Liberte, Egalite, and the Right to Resell: Steam vs. French Court

Resell Steam Games
By | October 20th, 2019 | Categories: Others

The game platform Steam has changed the way PC “master race” players buy, own, and access their games. From a legal perspective, however, the “own” part has become a rather sticky situation. Do Steam users truly own their games, and are therefore allowed to do whatever they want with it, or are they simply buying the license for the games? Despite what Steam’s terms and conditions say, a French high court argues the contrary.

Beyond complete ownage

It all began when Valve was sued by UFC-Que Choisir, a French consumer rights group, at the High Court of Paris for not allowing players to transfer and/or resale of ownership of Steam games from one user to another. Aside from that, they’re also concerned about other unfair Steam policies.

First, Valve refuses to take responsibility for hacked Steam accounts, which are around 77,000 every month. Second, Steam Wallet funds are irretrievable if your account becomes inaccessible regardless of reason. Third, players that create content don’t have intellectual property rights, giving Steam the ability to reuse them however they see fit. Last but definitely not least, Valve applies Luxembourg’s laws to Steam users in French territories.

Getting steamrolled by the Law

UFC-QUe Choisir’s case has been filed way back in 2015, and only last September 17 did the High Court of Paris rule that not just French, but all Steam users in the European Union, have the legal right to resell Steam games as much as they can sell hard copies of games.

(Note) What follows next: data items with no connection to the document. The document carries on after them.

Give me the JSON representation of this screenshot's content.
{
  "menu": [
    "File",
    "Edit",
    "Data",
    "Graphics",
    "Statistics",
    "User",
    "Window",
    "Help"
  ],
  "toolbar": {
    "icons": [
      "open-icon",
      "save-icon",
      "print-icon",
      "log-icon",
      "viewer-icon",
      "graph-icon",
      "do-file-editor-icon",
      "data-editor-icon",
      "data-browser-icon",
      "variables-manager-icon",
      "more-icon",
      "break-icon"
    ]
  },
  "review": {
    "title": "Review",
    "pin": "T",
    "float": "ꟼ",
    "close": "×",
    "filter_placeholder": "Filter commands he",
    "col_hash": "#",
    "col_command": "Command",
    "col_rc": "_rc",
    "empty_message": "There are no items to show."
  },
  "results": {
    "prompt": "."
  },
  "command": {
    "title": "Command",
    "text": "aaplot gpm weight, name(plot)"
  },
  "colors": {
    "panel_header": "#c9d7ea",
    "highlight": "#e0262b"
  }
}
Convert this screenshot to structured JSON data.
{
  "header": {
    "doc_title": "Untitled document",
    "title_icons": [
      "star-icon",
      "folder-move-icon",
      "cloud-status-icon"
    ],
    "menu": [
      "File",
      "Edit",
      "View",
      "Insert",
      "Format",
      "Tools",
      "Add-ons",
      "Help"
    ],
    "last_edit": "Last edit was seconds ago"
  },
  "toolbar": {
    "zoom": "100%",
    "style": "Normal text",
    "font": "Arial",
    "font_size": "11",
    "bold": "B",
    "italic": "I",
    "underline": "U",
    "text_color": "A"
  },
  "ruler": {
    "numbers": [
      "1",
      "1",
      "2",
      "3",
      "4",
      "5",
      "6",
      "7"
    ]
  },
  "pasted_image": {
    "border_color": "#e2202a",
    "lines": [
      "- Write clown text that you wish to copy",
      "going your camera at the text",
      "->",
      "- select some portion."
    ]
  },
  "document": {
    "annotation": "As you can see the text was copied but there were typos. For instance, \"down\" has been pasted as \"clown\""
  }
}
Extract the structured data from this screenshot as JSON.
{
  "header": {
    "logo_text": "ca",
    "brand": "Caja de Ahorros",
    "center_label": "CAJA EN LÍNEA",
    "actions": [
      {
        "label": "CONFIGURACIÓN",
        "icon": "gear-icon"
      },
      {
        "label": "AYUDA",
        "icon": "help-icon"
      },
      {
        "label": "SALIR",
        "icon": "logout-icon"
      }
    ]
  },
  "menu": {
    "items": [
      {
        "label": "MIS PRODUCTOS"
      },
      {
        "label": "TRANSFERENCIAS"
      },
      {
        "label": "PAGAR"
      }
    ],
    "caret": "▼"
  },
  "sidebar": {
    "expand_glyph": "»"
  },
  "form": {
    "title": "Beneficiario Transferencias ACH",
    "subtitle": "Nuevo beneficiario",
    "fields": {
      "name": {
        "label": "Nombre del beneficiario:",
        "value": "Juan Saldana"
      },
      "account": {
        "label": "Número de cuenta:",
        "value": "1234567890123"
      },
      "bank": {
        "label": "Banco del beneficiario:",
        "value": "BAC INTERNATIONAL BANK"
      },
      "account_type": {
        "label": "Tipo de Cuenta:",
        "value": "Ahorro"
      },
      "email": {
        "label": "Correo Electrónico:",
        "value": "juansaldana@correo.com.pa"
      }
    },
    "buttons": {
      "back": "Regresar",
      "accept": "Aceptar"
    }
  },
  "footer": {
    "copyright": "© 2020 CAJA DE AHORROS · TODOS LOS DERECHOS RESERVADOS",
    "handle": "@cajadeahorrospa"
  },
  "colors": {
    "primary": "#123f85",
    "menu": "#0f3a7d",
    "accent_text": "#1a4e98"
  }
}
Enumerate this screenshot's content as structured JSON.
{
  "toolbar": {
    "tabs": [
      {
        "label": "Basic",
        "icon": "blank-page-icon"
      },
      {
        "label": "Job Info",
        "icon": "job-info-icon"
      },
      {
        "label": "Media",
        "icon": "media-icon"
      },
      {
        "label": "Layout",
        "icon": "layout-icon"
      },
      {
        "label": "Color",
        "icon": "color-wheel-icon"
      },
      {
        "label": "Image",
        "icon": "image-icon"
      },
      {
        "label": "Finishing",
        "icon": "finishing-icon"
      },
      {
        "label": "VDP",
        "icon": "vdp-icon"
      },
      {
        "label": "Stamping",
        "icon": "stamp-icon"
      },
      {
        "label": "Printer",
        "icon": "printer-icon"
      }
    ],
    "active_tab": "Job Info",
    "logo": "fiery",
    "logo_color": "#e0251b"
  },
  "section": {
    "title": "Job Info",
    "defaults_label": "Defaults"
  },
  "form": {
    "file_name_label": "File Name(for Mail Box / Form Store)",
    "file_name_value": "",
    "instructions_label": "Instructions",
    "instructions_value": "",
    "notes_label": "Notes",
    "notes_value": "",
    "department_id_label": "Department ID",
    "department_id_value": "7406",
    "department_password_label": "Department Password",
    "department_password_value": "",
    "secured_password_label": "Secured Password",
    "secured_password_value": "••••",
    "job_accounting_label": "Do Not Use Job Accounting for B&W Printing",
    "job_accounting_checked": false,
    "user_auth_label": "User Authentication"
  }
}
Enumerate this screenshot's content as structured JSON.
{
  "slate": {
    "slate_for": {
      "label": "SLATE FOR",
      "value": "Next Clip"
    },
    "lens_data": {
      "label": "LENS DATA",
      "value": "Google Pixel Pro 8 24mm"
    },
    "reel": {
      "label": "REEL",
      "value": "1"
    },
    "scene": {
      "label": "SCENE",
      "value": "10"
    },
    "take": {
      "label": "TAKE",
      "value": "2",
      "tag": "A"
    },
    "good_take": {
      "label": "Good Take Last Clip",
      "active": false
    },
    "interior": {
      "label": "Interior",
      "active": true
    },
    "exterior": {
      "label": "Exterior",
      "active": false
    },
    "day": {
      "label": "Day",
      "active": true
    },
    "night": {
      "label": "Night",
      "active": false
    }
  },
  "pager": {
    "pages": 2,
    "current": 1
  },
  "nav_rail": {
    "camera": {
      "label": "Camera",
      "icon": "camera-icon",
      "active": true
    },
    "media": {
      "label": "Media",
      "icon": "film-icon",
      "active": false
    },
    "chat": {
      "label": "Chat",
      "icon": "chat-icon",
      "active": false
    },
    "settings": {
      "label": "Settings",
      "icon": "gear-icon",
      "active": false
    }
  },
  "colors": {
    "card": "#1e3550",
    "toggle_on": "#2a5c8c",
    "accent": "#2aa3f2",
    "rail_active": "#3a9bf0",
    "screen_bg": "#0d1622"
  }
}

In Valve’s defense, they claimed that Steam is a subscription service. The High Court of Paris, however, did not accept it, as Steam games are a part of the buyer’s account forever, not a subscription.

Aside from the fact that the court sees Steam games simply as a digital version of physical games and therefore just as transferrable, EU laws on digital goods make sure that “free movement of goods within the Union” cannot be blocked. The court, however, noted that only one copy can be resold, and that there can’t be duplicates.

Having reached that verdict, the French court has given Valve three months to change its terms of service according to the decision. However, Valve will be appealing the ruling, making the amendment the French court wants them to make unlikely to be underway anytime soon, if it would even happen in the first place. Valve co-founder Doug Lombardi made a statement to Polygon, saying that “the decision will have no effect on Steam while the case is on appeal.”

Two cases, and it’s not CS:GO

As if one legal trouble with the EU isn’t bad enough, Valve also has another similar case. Last April, the company was charged with breaking the Union’s Digital Single Market rules. This is because Valve is geo-blocking games, restricting gamers from one EU member country to buy games from another. To be more precise, the problem lies in activation keys, as they do not work outside the countries they’re being sold in.

From a business perspective, it makes sense why Steam did this: to prevent users from more expensive countries like France and Germany from buying cheaper activation keys from places like Hungary and the Czech Republic. However, this is against the EU’s Digital Single market rules.

With one ruling about the freedom to resell games and the other about freedom of games to be bought from one country and be used in another, it looks like the EU is dead-set on making the gaming juggernaut adhere to the region’s rules.

Will they comply, and can the EU actually make them? Hopefully, they can. Because in our globalized world wherein ruling in one country can encourage others to follow suit, Steam might have no choice but to become the truly free and pro-consumer platform it’s always meant to be.